Da quella sera, la maggior parte delle volte, si addormenta accoccolato sul mio petto o su quello del papà, mentre gli leggiamo una fiaba o gli raccontiamo la giornata trascorsa (abbiamo in mente che possa aiutarlo nel comprendere il senso del tempo e a sentirsi coinvolto, parte della famiglia anche quando la famiglia non la vede tutta riunita). Ma ci sono le volte in cui ci prende per mano e vuole essere messo a nanna, o che crolla sul fasciatoio o sul tappetone in mezzo ai giochi o nel lettone. E siamo tutti più sereni…

Ecco qui.

Il “Perché??” della me-mamma si riferiva a questo: perché non ho raccontato, a quei genitori preoccupati o dubbiosi o anche convinti delle loro scelte, la nostra esperienza?

Credo fermamente ora, dopo una notte passata a ripensare a tutto questo, che sarebbe stato importante dirvi questo: godetevi ogni istante, non credete a chi vi dice che le coccole portano vizi, che se il piccolo sta in braccio non sarà interessato al mondo, non cedete a chi vi dice “piangere rinforza i polmoni, insegna l’autonomia e l’indipendenza, sono solo capricci…”. Non credetegli.
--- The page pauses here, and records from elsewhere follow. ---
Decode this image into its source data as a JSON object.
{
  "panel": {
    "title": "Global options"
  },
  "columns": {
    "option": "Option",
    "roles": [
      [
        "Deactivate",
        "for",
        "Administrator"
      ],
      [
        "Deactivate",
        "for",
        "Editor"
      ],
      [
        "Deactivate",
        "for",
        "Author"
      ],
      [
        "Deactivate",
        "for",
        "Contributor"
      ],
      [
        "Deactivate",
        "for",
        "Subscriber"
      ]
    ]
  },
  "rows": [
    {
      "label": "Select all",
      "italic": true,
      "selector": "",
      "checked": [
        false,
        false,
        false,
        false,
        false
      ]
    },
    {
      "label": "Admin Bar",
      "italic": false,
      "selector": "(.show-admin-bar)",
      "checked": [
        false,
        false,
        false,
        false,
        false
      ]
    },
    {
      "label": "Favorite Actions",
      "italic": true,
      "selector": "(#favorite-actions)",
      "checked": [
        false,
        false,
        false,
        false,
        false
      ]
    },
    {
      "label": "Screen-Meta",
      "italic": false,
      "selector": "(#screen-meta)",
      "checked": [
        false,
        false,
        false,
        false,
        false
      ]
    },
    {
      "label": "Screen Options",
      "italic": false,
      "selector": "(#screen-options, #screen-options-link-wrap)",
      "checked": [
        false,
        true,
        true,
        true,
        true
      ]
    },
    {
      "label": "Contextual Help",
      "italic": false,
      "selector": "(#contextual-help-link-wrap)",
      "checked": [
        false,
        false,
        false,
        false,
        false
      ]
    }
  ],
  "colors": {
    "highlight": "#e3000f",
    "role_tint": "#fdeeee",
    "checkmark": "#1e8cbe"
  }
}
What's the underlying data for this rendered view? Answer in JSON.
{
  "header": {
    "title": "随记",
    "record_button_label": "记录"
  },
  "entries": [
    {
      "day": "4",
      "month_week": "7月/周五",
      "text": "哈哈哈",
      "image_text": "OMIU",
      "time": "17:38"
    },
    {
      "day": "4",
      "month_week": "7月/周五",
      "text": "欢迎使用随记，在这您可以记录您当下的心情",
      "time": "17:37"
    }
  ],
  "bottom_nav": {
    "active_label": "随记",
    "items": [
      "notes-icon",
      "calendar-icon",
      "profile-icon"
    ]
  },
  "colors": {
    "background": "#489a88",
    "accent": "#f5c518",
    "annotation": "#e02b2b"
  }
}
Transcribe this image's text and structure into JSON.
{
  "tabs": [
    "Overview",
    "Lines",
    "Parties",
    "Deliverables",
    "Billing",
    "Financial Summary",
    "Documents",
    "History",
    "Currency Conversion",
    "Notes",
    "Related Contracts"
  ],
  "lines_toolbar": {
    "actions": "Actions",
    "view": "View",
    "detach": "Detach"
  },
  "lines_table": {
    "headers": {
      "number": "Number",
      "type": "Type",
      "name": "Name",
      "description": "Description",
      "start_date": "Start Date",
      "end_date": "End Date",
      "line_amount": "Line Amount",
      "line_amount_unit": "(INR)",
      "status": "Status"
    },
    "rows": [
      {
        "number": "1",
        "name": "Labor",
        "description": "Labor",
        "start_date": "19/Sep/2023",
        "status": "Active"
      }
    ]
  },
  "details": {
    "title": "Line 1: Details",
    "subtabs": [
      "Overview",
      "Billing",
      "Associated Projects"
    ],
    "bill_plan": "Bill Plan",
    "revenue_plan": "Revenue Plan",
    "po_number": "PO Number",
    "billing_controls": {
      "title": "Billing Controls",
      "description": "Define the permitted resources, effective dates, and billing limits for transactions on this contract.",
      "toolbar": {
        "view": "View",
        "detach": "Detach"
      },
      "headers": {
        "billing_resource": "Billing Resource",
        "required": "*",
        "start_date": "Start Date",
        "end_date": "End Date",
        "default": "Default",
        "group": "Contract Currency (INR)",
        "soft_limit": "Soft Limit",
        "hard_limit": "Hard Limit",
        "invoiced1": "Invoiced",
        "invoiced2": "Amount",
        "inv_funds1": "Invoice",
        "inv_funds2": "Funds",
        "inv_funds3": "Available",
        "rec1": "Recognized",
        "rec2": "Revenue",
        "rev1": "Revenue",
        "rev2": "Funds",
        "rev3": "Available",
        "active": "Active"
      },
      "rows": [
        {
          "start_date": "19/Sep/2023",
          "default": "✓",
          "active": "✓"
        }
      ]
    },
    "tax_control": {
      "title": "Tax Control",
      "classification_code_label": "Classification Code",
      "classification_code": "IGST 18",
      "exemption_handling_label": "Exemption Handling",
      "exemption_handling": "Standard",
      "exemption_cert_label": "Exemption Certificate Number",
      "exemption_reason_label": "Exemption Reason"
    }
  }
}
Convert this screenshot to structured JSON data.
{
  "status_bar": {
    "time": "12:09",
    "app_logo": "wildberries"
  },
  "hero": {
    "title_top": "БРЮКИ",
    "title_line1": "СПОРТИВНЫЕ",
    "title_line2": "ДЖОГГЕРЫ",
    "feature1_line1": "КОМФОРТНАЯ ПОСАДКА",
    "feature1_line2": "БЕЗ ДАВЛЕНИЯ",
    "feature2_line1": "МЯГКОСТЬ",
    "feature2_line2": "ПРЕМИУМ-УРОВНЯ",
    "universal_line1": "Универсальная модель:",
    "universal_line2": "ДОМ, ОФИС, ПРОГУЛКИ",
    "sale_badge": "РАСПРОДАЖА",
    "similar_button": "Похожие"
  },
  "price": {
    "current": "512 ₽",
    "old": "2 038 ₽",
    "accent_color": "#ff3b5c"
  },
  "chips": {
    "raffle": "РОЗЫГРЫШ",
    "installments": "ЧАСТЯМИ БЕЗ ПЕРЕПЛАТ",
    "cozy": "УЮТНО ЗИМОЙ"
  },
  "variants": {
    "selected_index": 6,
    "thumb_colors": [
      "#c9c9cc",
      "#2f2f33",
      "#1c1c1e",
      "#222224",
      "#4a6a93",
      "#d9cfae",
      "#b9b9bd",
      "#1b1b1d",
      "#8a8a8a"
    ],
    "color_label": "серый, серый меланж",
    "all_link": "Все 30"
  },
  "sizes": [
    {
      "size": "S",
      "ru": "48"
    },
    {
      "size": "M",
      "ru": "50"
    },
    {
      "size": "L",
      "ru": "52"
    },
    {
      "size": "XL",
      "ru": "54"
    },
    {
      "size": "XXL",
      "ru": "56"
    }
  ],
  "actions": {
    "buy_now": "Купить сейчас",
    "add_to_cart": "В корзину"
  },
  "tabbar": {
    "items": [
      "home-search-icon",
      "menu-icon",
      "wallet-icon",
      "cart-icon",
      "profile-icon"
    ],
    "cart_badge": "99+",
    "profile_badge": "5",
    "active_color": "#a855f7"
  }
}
Non privatevi della meraviglia delle coccole. Farlo piangere da solo nel suo lettino gli insegnerà soltanto che quando ha bisogno deve cavarsela da sé, senza il contenimento di mamma e papà, che chiedere aiuto non serve, perché tanto non arriverà nessuno. La tecnica dei minuti di attesa che via via aumentano porta a interrompere il pianto perché è esausto o, peggio, rassegnato. Se c’è la stanchezza di un allattamento che si è tramutato in ciuccio per la nanna, ci sono altre strategie… Se siamo stanchi, la giornata è stata pessima e lui, perdipiù, piange, respiriamo, diciamogli che comprendiamo la rabbia-stanchezza-noia-tristezza, ma, passato il tempo necessario per finire quello che stiamo facendo, saremo lì solo per lui (e lo saremo davvero, perché le promesse si mantengono…ma questa sarà un’altra lettera ;) ).

La sofferenza, il dolore, sono sani, fanno parte della vita, vanno vissuti, affrontati, superati, ma tutto questo crolla se a infliggerli siamo noi, gratuitamente, per adeguarci ad un metodo che abbiamo letto o che ci hanno suggerito. Ascoltatevi dentro. Ascoltate il vostro bambino. Ci sono strade bellissime, modi migliori di imparare che si è distinti, che ce la si può fare anche da soli… C’è il VOSTRO modo. Vivete appieno ogni emozione, state insieme… L’adolescenza, i fatti della vita, i mille impegni, sono dietro l’angolo, pronti a costringerci a stare a distanza. Facciamoci trovare abbracciati.